Dive Brief:
- A hospital's nonprofit tax status has been revoked under Affordable Care Act 501(r) requirements, Healthcare Financial Management Association reported.
- The unidentified hospital received a tax status letter from the IRS dated Feb. 14 but publicly released earlier this month. It informed the organization that it had failed to comply with the 501(r) requirements, conduct a community health needs assessment (CHNA) and make the CHNA publicly available.
- HFMA's Rich Daly reports the move is a first for the IRS and experts expect increased enforcement of 501(r) requirements.
Dive Insight:
Increased enforcement of 501(r) requirements would be a big deal for hospitals wishing to maintain tax-exempt status.
According to IRS requirements, state hospital organizations that operate as a tax exempt entity must:
- Establish written financial assistance and emergency medical care policies;
- Limit amounts charged for emergency or other medically necessary care to individuals eligible for assistance under the hospital's financial assistance policy;
- Make reasonable efforts to determine whether an individual is eligible for assistance under the hospital’s financial assistance policy before engaging in extraordinary collection actions against the individual; and
- Conduct a CHNA and adopt an implementation strategy at least once every three years. This plan should be publicly available online.

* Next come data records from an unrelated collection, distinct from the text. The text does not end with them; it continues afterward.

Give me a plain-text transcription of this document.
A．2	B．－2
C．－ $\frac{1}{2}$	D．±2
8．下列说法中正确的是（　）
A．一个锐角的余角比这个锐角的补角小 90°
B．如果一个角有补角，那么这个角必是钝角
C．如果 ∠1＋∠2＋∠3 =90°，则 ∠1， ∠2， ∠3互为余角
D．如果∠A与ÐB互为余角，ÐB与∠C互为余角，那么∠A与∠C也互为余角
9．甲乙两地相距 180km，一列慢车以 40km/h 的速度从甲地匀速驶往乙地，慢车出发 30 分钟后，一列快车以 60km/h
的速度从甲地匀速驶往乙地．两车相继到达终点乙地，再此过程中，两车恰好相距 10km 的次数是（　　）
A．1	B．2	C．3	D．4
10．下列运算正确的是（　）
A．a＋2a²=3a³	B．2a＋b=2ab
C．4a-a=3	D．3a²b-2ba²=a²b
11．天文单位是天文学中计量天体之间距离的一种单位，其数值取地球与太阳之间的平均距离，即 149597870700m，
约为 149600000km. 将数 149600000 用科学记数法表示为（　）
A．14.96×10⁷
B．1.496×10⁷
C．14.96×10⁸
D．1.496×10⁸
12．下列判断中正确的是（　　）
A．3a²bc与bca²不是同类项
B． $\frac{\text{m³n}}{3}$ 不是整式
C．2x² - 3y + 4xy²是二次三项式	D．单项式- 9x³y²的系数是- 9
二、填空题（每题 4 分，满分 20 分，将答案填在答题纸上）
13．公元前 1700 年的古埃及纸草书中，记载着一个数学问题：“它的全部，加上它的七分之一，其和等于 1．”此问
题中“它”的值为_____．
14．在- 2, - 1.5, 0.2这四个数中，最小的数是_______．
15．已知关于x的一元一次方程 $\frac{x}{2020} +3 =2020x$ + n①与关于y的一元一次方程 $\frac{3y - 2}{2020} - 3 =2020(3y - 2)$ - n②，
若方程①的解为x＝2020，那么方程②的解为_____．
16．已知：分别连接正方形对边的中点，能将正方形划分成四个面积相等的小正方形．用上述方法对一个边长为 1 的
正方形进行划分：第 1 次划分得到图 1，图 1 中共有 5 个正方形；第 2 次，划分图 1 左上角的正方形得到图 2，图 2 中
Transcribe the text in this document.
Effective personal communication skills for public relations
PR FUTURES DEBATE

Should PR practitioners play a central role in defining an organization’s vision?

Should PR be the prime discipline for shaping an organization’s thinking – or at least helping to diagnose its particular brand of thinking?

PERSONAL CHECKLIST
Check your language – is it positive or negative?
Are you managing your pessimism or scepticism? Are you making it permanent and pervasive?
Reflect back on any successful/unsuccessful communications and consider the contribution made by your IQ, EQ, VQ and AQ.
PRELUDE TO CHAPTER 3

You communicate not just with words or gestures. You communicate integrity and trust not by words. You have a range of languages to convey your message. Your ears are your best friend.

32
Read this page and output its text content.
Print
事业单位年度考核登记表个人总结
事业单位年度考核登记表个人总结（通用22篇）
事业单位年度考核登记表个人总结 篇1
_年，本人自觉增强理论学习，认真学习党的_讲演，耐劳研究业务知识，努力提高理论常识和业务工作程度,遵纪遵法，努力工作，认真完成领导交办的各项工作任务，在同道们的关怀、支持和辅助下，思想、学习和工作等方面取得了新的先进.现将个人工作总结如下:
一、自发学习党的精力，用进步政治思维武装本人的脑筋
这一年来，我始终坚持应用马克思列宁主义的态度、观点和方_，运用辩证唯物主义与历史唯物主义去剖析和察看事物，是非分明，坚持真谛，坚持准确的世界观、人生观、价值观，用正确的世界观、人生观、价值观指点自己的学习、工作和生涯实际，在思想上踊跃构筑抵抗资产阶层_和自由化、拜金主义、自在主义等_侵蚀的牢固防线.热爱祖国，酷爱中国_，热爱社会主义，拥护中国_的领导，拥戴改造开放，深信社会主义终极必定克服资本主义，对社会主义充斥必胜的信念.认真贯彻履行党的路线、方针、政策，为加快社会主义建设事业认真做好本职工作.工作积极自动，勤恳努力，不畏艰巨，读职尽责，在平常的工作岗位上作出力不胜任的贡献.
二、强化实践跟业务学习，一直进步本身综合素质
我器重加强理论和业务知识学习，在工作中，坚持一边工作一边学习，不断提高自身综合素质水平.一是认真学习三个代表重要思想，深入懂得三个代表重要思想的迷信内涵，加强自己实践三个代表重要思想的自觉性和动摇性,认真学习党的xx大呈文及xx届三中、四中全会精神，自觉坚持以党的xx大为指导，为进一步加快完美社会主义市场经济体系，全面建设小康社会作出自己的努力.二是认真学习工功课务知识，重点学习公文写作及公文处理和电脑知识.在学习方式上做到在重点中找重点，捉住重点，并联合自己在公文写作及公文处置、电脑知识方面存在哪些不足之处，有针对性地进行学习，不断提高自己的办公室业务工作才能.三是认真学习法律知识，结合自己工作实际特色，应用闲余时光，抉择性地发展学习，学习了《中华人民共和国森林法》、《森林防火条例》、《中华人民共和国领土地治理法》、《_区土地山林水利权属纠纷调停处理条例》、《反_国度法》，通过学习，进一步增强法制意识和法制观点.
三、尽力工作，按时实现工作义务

In a June 2016 letter to Sen. Chuck Grassley (R-Iowa), the IRS stated it had completed 2,482 compliance reviews of charitable hospitals between 2014 and 2016. The agency went on to state it had "assigned 163 hospital organizations for examination as a result of our compliance reviews."
The ACA requires the IRS to conduct such reviews of charitable hospitals at least once every three years.
The news comes as a recent Politico analysis found the nation's top nonprofit hospitals have seen revenue increase since the ACA was implemented. However, the same analysis also found the same organizations have spent considerably less on charity care during that same time period.
Hospitals have undoubtedly benefited from the expansion of care coverage afforded by the Affordable Care Act, though, for some, their tax exempt status makes profits that much more attainable. On the other hand, nonprofit hospitals have not been immune to the national trends of declining reimbursements and rising drug and labor costs. Moody's found nonprofit hospital finances were strengthening in 2014 and 2015 but have recently slowed because of such factors.
But as the Politico analysis shows, there's a bit of controversy over tax-exempt hospitals and what their role should be in their community. As that issue is debated, there is another discussion about provider resources and keeping up with myriad administrative requirements. A CHNA could slip through the cracks if an organization isn't paying attention. But IRS enforcement should be a reminder to conduct due diligence over CHNA requirements.